États mixtes et le spectre bipolaire
États mixtes et le spectre bipolaire (maladie et tempéraments); valeur heuristique du concept d’état mixte et l’importance de sa compréhension dans le traitement de la dépression.
Par Dr Benoit Croteau, novembre 2022
La mixité des symptômes de manie (excitation psychique) et de dépression (ralentissement psychique) est une réalité clinique incontournable à laquelle on fait face lorsque l’on évalue un épisode dépressif clinique d’intensité sévère. Un épisode dépressif peut remplir pleinement les symptômes cliniques de dépression et présenter des symptômes maniaques tels que des pensées rapides, une labilité affective, une tension interne forte ou une irritabilité intense. Inversement, un épisode de manie ou d’hypomanie peut être associé à la présence d’une humeur dysphorique, des idées de culpabilité, de persécution ou des idées suicidaires (dysphorie maniaque). Cette mixité de symptômes peut se présenter dans un même temps (le plus souvent) ou par alternance périodique.
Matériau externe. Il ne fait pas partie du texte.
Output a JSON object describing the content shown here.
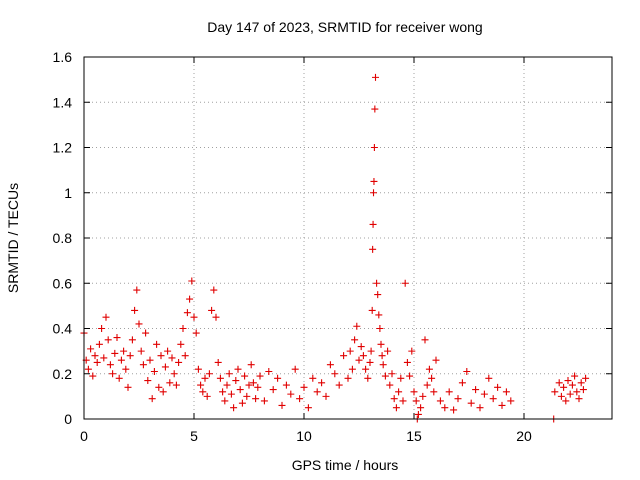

Historiquement, les états mixtes ont été définis par Emil Kraepelin et son élève Wilhelm Weygandt (Salvator, P et al. 2002)[1] à la fin et aux débuts du 20ème siècle. W. Weygandt a publié un traité portant spécialement sur « Les états mixtes dans la folie maniaco-dépressive » en 1899, et Kraepelin concevait les phases de dépression et de manie comme étant les accès d’une même maladie. Lui et son élève considéraient les états mixtes comme étant les formes les plus fréquentes de la maladie. Dans le chapitre « Détermination du concept » de son traité « La folie maniaco-dépressive » (traduction française par Marc Géraud, Mollat, 1997)[2], Kraepelin écrit avoir acquis la conviction que toutes les formes de la maladie maniaco-dépressive, qu’il définit au fond à la manière d’un spectre incluant la folie périodique et circulaire (décrit par les français Baillarger et Falret au début de la seconde moitié du XIXème siècle), la manie simple, la mélancolie, les « colorations pathologiques de l’humeur légères, tantôt périodiques, tantôt permanentes », « ne sont que les formes de manifestation d’un processus pathologique simple ». Il propose que les formes légères puissent être considérées d’une part comme « les premiers stades de troubles plus graves » et d’autre part, les manifestations de « constitutions personnelles ». Il est juste de penser que les états mixtes décrits par Kraepelin et son élève représentent un concept rationnel solide ayant une valeur heuristique pour tester l’hypothèse d’une théorie unitaire et cohérente des divers troubles de l’humeur à l’aide d’études de recherche cliniques, épidémiologiques et neurobiologiques.